When we started to design the architecture of Hummingbird, we knew that an HTML rendering engine has to rely heavily on strings due to the nature of CSS style solving. CSS element ids and classes are defined by the standard as strings and the cascade resolution relies on string comparisons to work. All elements that have a class “my_class” will match a selector for said class.

String operations in C++ are notoriously slow. When solving the styles of a large page you might have to do hundreds or even thousands of string comparisons if you use a vanilla string implementation. The string comparisons are slow as most string implementations allocate their memory on the heap and contain an internal pointer to the actual “char” array and the memory has to be actually compared over the whole string. Cache misses will kill the performance.

In Hummingbird we can’t afford such a naive implementation so we looked for alternatives for how to represent the “id” and “classes” of HTML elements. The most important thing is to have quick comparisons that are vital to the style solving process.

In a game engine where all the content is well known when the game is being built, many developers rely on doing “perfect hashes” of their strings and effectively substituting them everywhere with ids. This is a great solution when you know that the whole pool of strings you’ll encounter is fixed.Unfortunately, such a solution cannot work in Hummingbird where the user can set any id and class in her styles and even generate new ones through JavaScript. Everything has to be dynamic.

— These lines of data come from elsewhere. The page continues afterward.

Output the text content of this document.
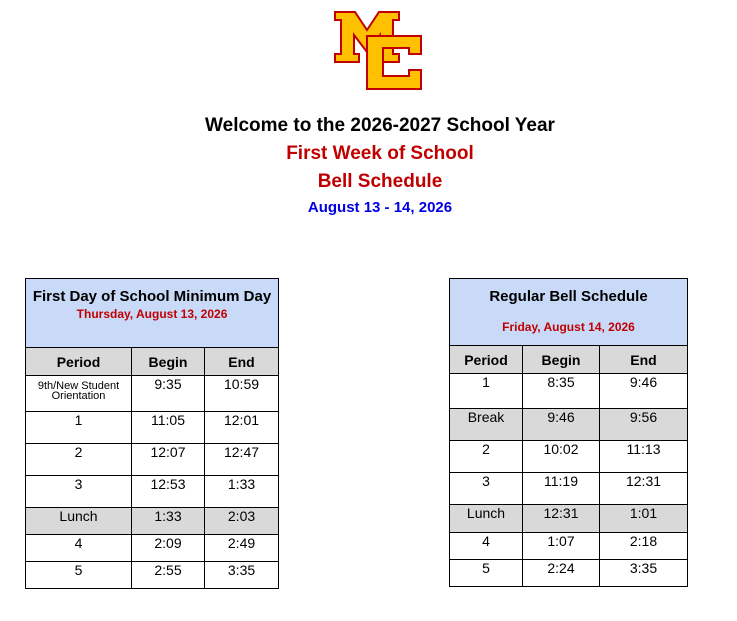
Welcome to the 2026-2027 School Year
First Week of School
Bell Schedule
August 13 - 14, 2026
First Day of School Minimum Day
Thursday, August 13, 2026		

Period	Begin	End
9th/New Student Orientation	9:35	10:59
1	11:05	12:01
2	12:07	12:47
3	12:53	1:33
Lunch	1:33	2:03
4	2:09	2:49
5	2:55	3:35
Regular Bell Schedule
Friday, August 14, 2026		

Period	Begin	End
1	8:35	9:46
Break	9:46	9:56
2	10:02	11:13
3	11:19	12:31
Lunch	12:31	1:01
4	1:07	2:18
5	2:24	3:35
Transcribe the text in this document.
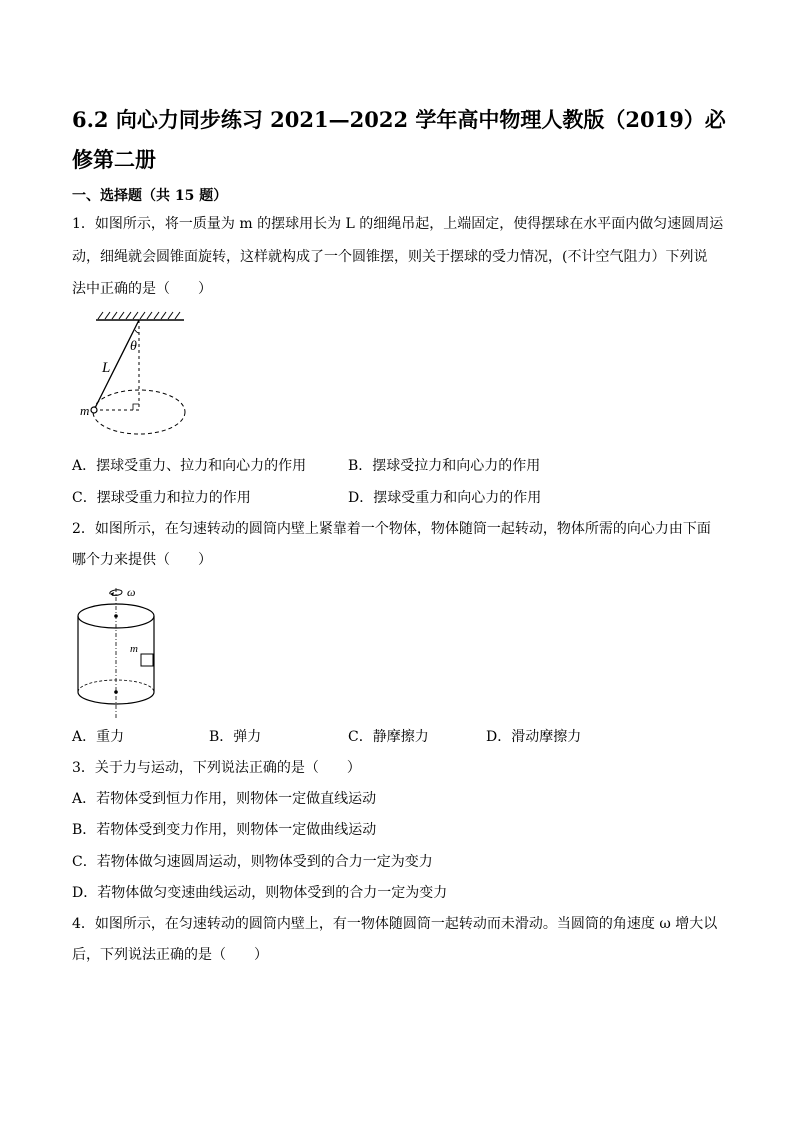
6.2 向心力同步练习 2021—2022 学年高中物理人教版（2019）必修第二册
一、选择题（共 15 题）
1．如图所示，将一质量为 m 的摆球用长为 L 的细绳吊起，上端固定，使得摆球在水平面内做匀速圆周运
动，细绳就会圆锥面旋转，这样就构成了一个圆锥摆，则关于摆球的受力情况，(不计空气阻力）下列说
法中正确的是（　　）
L
θ
m
A．摆球受重力、拉力和向心力的作用	B．摆球受拉力和向心力的作用
C．摆球受重力和拉力的作用	D．摆球受重力和向心力的作用
2．如图所示，在匀速转动的圆筒内壁上紧靠着一个物体，物体随筒一起转动，物体所需的向心力由下面
哪个力来提供（　　）
ω
m
A．重力	B．弹力	C．静摩擦力	D．滑动摩擦力
3．关于力与运动，下列说法正确的是（　　）
A．若物体受到恒力作用，则物体一定做直线运动
B．若物体受到变力作用，则物体一定做曲线运动
C．若物体做匀速圆周运动，则物体受到的合力一定为变力
D．若物体做匀变速曲线运动，则物体受到的合力一定为变力
4．如图所示，在匀速转动的圆筒内壁上，有一物体随圆筒一起转动而未滑动。当圆筒的角速度 ω 增大以
后，下列说法正确的是（　　）
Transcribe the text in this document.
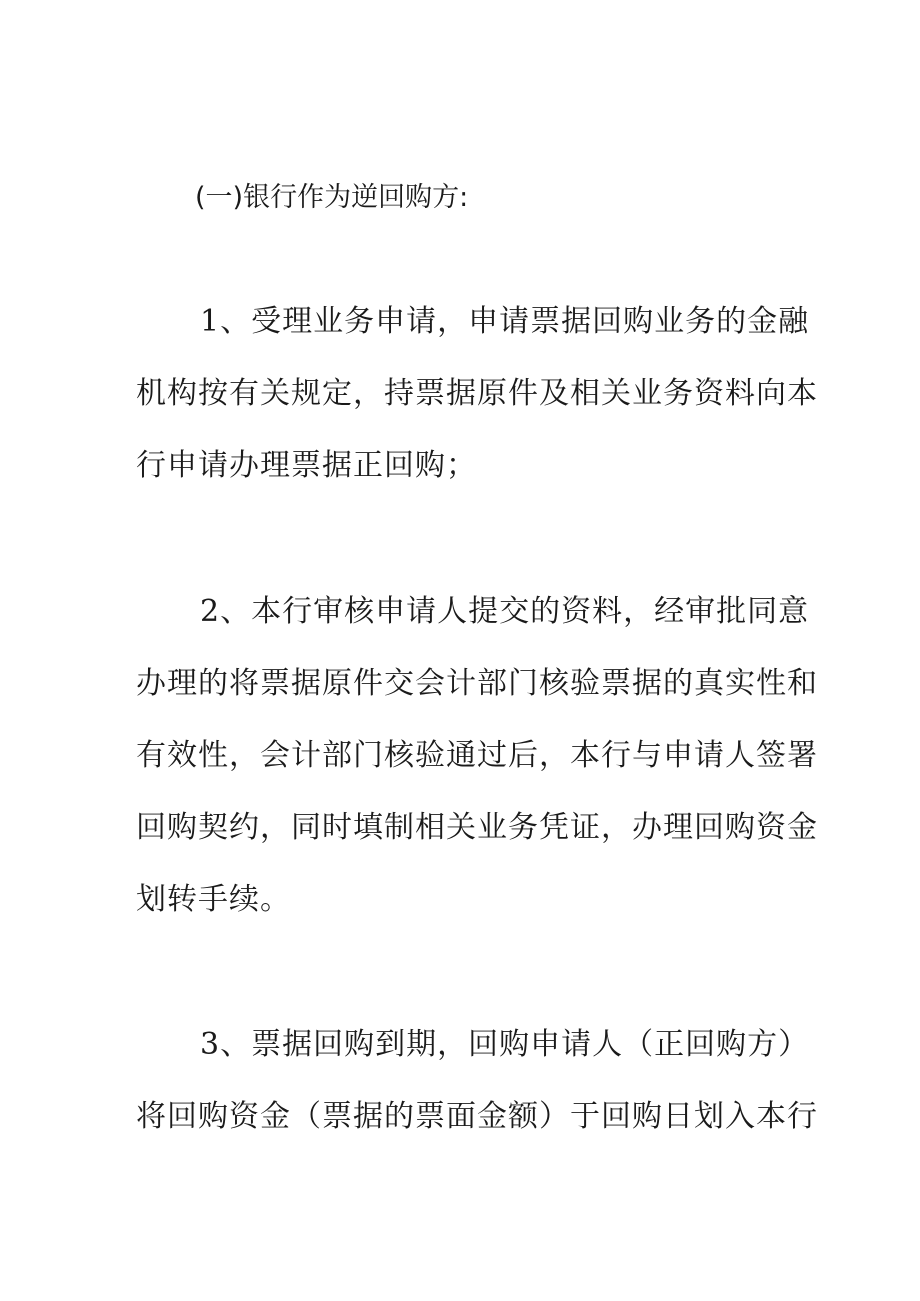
(一)银行作为逆回购方:
1、受理业务申请，申请票据回购业务的金融
机构按有关规定，持票据原件及相关业务资料向本
行申请办理票据正回购；
2、本行审核申请人提交的资料，经审批同意
办理的将票据原件交会计部门核验票据的真实性和
有效性，会计部门核验通过后，本行与申请人签署
回购契约，同时填制相关业务凭证，办理回购资金
划转手续。
3、票据回购到期，回购申请人（正回购方）
将回购资金（票据的票面金额）于回购日划入本行
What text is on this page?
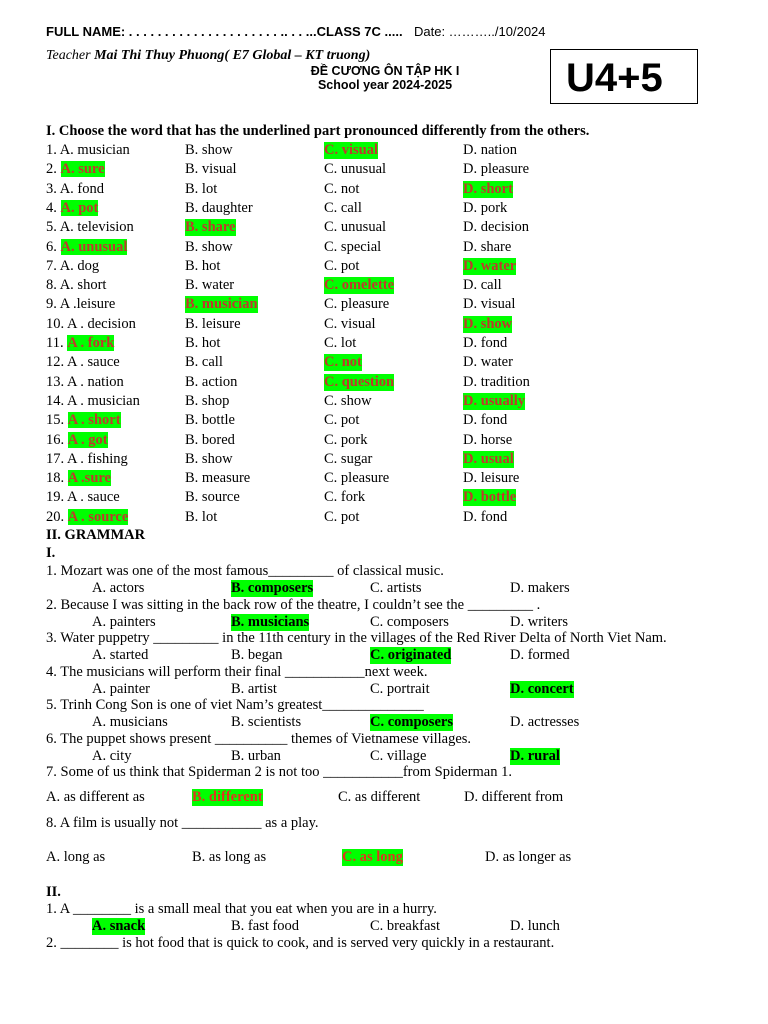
FULL NAME: . . . . . . . . . . . . . . . . . . . . . .. . . ...CLASS 7C ..... Date: ………../10/2024
Teacher Mai Thi Thuy Phuong( E7 Global – KT truong)
ĐỀ CƯƠNG ÔN TẬP HK I
School year 2024-2025	U4+5
I. Choose the word that has the underlined part pronounced differently from the others.
1. A. musician	B. show	C. visual	D. nation
2. A. sure	B. visual	C. unusual	D. pleasure
3. A. fond	B. lot	C. not	D. short
4. A. pot	B. daughter	C. call	D. pork
5. A. television	B. share	C. unusual	D. decision
6. A. unusual	B. show	C. special	D. share
7. A. dog	B. hot	C. pot	D. water
8. A. short	B. water	C. omelette	D. call
9. A .leisure	B. musician	C. pleasure	D. visual
10. A . decision	B. leisure	C. visual	D. show
11. A . fork	B. hot	C. lot	D. fond
12. A . sauce	B. call	C. not	D. water
13. A . nation	B. action	C. question	D. tradition
14. A . musician	B. shop	C. show	D. usually
15. A . short	B. bottle	C. pot	D. fond
16. A . got	B. bored	C. pork	D. horse
17. A . fishing	B. show	C. sugar	D. usual
18. A .sure	B. measure	C. pleasure	D. leisure
19. A . sauce	B. source	C. fork	D. bottle
20. A . source	B. lot	C. pot	D. fond
II. GRAMMAR
I.
1. Mozart was one of the most famous_________ of classical music.
A. actors	B. composers	C. artists	D. makers
2. Because I was sitting in the back row of the theatre, I couldn’t see the _________ .
A. painters	B. musicians	C. composers	D. writers
3. Water puppetry _________ in the 11th century in the villages of the Red River Delta of North Viet Nam.
A. started	B. began	C. originated	D. formed
4. The musicians will perform their final ___________next week.
A. painter	B. artist	C. portrait	D. concert
5. Trinh Cong Son is one of viet Nam’s greatest______________
A. musicians	B. scientists	C. composers	D. actresses
6. The puppet shows present __________ themes of Vietnamese villages.
A. city	B. urban	C. village	D. rural
7. Some of us think that Spiderman 2 is not too ___________from Spiderman 1.
A. as different as	B. different	C. as different	D. different from
8. A film is usually not ___________ as a play.
A. long as	B. as long as	C. as long	D. as longer as
II.
1. A ________ is a small meal that you eat when you are in a hurry.
A. snack	B. fast food	C. breakfast	D. lunch
2. ________ is hot food that is quick to cook, and is served very quickly in a restaurant.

We went for a well-known solution called “string interning”and in essence represents a runtime perfect hash.

In our implementation:

  • All strings of a View (basically an HTML page + scripts) are kept in contiguous memory regions.
  • The addresses of all currently interned strings are stored in a hash set.
  • When we encounter a string to be interned, we check the hash set. If the string is already in some buffer – we return the address to it, otherwise we copy the characters in a free region of our buffers, put the address in the set and return the newly created interned string.

The InternedString object that we use is simple, it contains just a const char* pointer. We guarantee that interned strings won’t move in memory.

This representation is very efficient

  • Each interned string consumes memory just once, no matter how many copies are there
  • Two interned strings are the same IFF they have the same address. This makes comparisons super-fast as we only compare pointers!
  • We still have easy access to the contents of the string via the const char*

This representation gives a great performance boost. Our implementation does not try to reclaim eventually unused strings. It is extremely unlikely in our usage scenarios to have interned strings take too much memory.

Hummingbird is a heavily parallel library, so trying to intern a string from multiple threads is a very real scenario. At the moment the “interning context” is locked. Each View has it’s own “interning context. So instead of having a system-wide interning context that risks taking too much memory and becoming a locking bottleneck, we have View-wide ones that reduce contention and practically eliminate the risk of interned strings talking too much memory even during long sessions.

The results are great with ~30% improved style solving performance compared to a version where simple strings are used.